Quantification Overuse in vs debating

So there's been a long running trend in vs debating that I wanted to address because I think it's getting really out of hand. 

There's always been something of a difference in thought between more qualitative vs debating and more quantiative vs debating; that is to say vs debaters who care more about the types of powers characters have and those who care more about ability we have to quantify what they can do. Back during the really early days of vs debating it was really important to get people to realize that scale actually mattered. This is the time period where things like the Flash attosecond meme came from to impress on people that having super speed wasn't itself a defense against the Flash's speed, the time period where people still argued as though characters having super endurance, strength, or speed were just a binary set instead of a scale of ability, and where pretty much all abilities were thought at best in terms of counters.

This trend has continued from that point to this day and imo I think it's gone too far in the other direction to the point that people seem determined to reduce every single thing to quantification and ignore any qualitative thinking. Now it's not that sympathetic to that cause, I do constantly try and find ways to create hierarchies for different abilities so that they can be assessed but I also think people are often too strict on who is stronger/faster or what have you based on a raw numbers game.

From what I can tell most instances of quantification we have in fiction are not meant to be exact numbers; they're approximations usually with assumptions or lowballing in place to give us something to work with. But people don't treat them like that, they treat them like these numbers are really clearcut. When the numbers are really clearcut that is one thing, but...

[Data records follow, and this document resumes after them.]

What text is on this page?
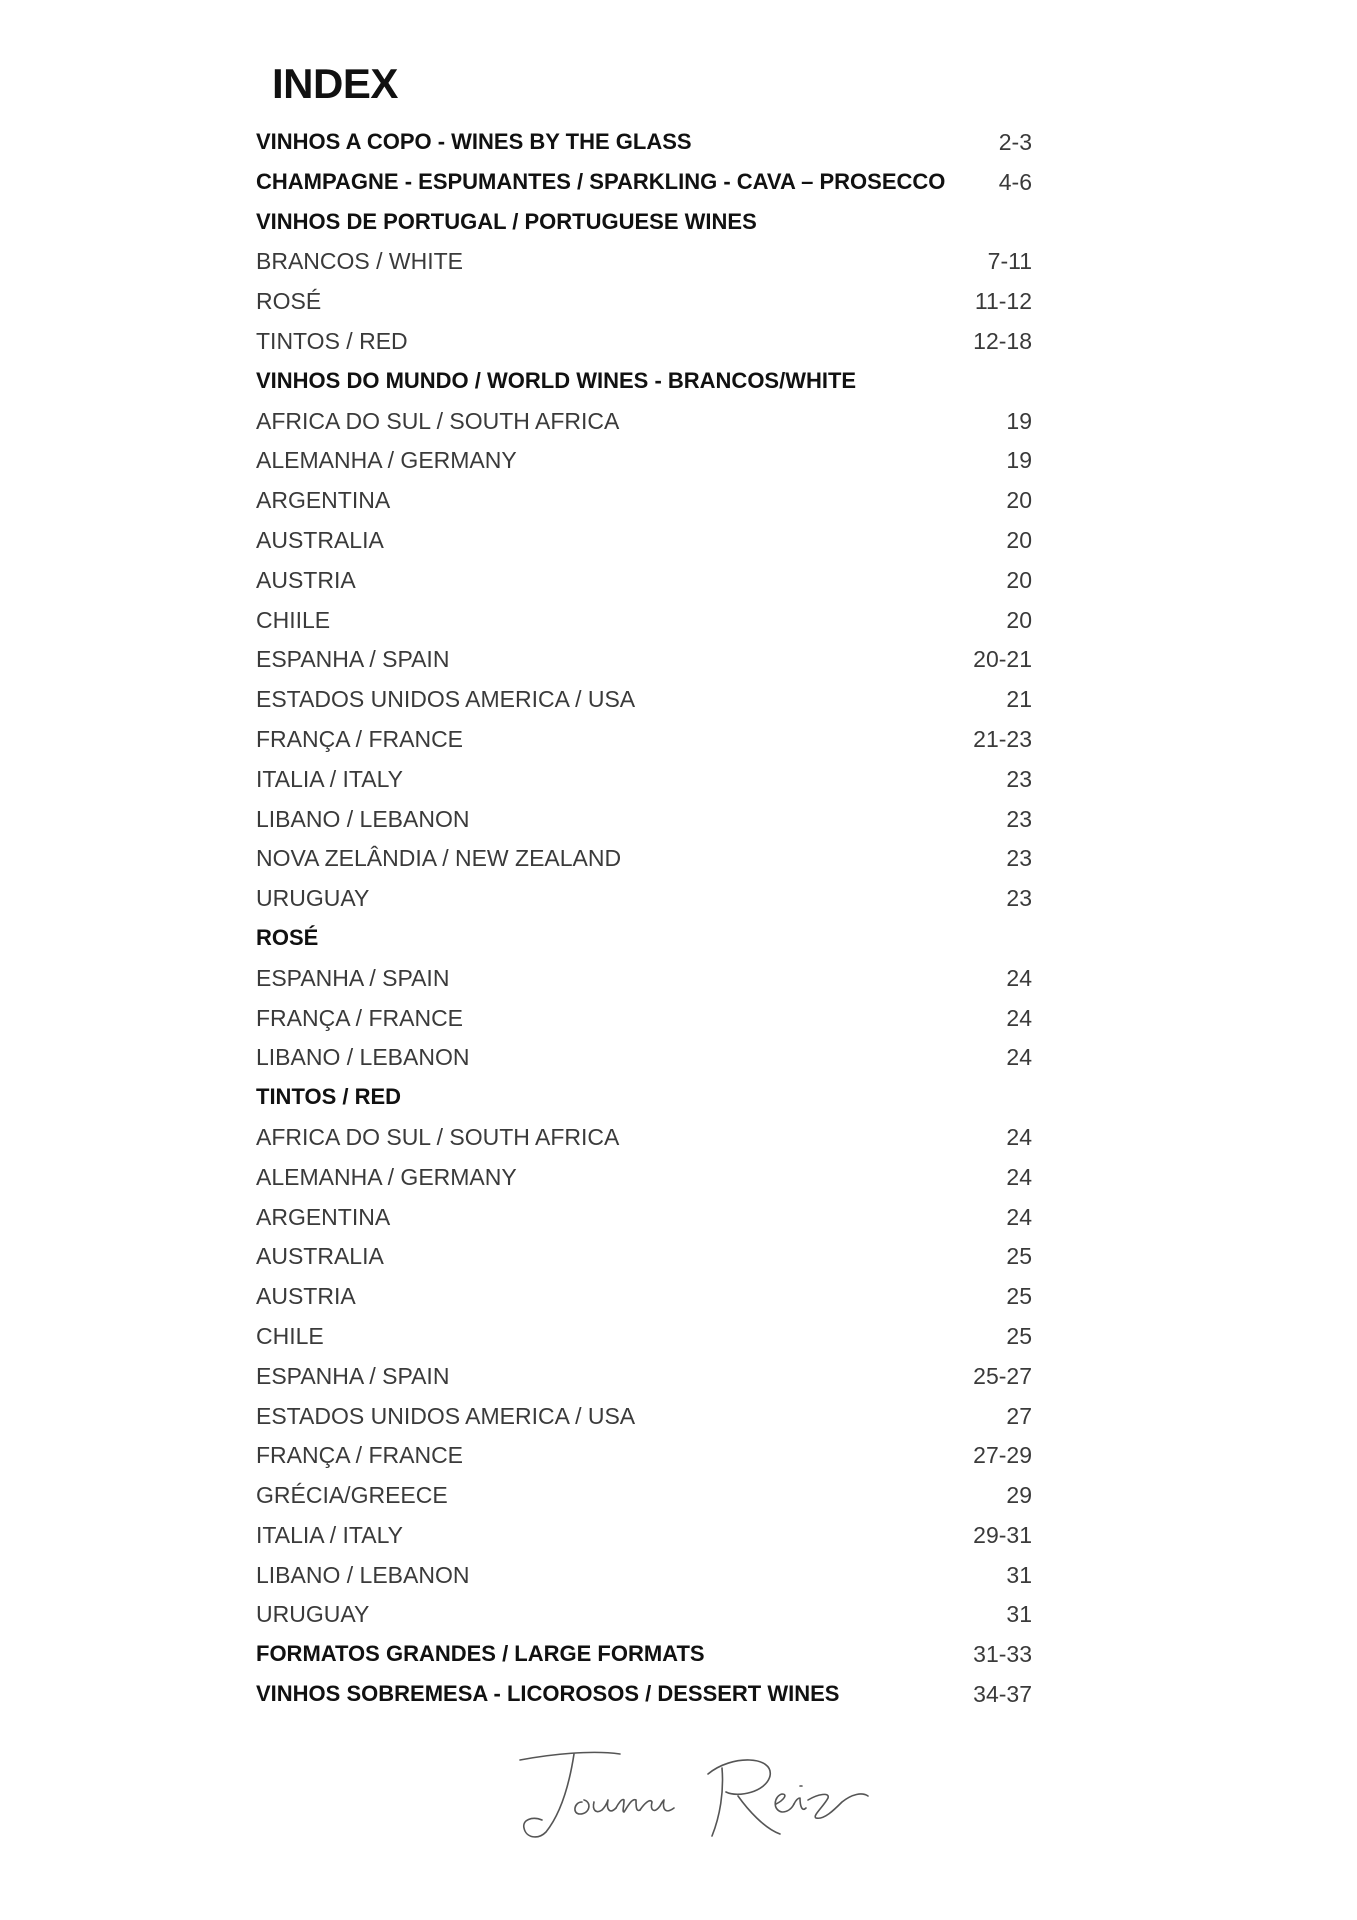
INDEX
VINHOS A COPO - WINES BY THE GLASS	2-3
CHAMPAGNE - ESPUMANTES / SPARKLING - CAVA – PROSECCO 4-6
VINHOS DE PORTUGAL / PORTUGUESE WINES
BRANCOS / WHITE	7-11
ROSÉ	11-12
TINTOS / RED	12-18
VINHOS DO MUNDO / WORLD WINES - BRANCOS/WHITE
AFRICA DO SUL / SOUTH AFRICA	19
ALEMANHA / GERMANY	19
ARGENTINA	20
AUSTRALIA	20
AUSTRIA	20
CHIILE	20
ESPANHA / SPAIN	20-21
ESTADOS UNIDOS AMERICA / USA	21
FRANÇA / FRANCE	21-23
ITALIA / ITALY	23
LIBANO / LEBANON	23
NOVA ZELÂNDIA / NEW ZEALAND	23
URUGUAY	23
ROSÉ
ESPANHA / SPAIN	24
FRANÇA / FRANCE	24
LIBANO / LEBANON	24
TINTOS / RED
AFRICA DO SUL / SOUTH AFRICA	24
ALEMANHA / GERMANY	24
ARGENTINA	24
AUSTRALIA	25
AUSTRIA	25
CHILE	25
ESPANHA / SPAIN	25-27
ESTADOS UNIDOS AMERICA / USA	27
FRANÇA / FRANCE	27-29
GRÉCIA/GREECE	29
ITALIA / ITALY	29-31
LIBANO / LEBANON	31
URUGUAY	31
FORMATOS GRANDES / LARGE FORMATS	31-33
VINHOS SOBREMESA - LICOROSOS / DESSERT WINES	34-37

Well to give an idea, if a character scales to being roughly even, maybe a bit weaker to a character with a baseline A feat, let's saying baseline planet. Character A uses all their might to destroy a planet and another charater, Character B fought them going all-out somewhat evenly. Meanwhile Character C gave a punch that was calced lowballed a 10% planetary without any sign of strain or difficulty. Some people will legitimately say B is 10 times stronger because the highest calced feat for C is 10% the feat B scales too, despite the fact that one is treated as something of an upper limit while the other one is if anything a casual feat. That's an example where I would pretty clearly treat them as being in the same general range. Or when two characters both scale to being massively above the same feat when so much of it is unquantifable or unknown I would not base any argument of one being stronger. Or when a mach 50 "Hypersonic" character fights a Mach 120 "Massively Hypersonic Character", it should be recognized that's a difference of like 2.4x which is well within the differences between two humans in speed and at anything but close range is a very counterable speed difference and not just "x blitzes" even if the faster character DID try and blitz at max speed off hand.

This tendency towards quantification I also think can be seen in the vogue for debating the strongest characters in fiction at the moment. Currently on vs battles wiki the view is that when comparing 2 characters of sufficient tier that it is a battle of purely power and haxes don't matter. That's to me not what it seems to me at all. For characters who transcend concepts of "power", "numbers", "infinity", "quantification" and so on, it would seem that it is the inverse; "power" doesn't matter at all and it is entirely in qualitative capabilities that they can be differentiated. 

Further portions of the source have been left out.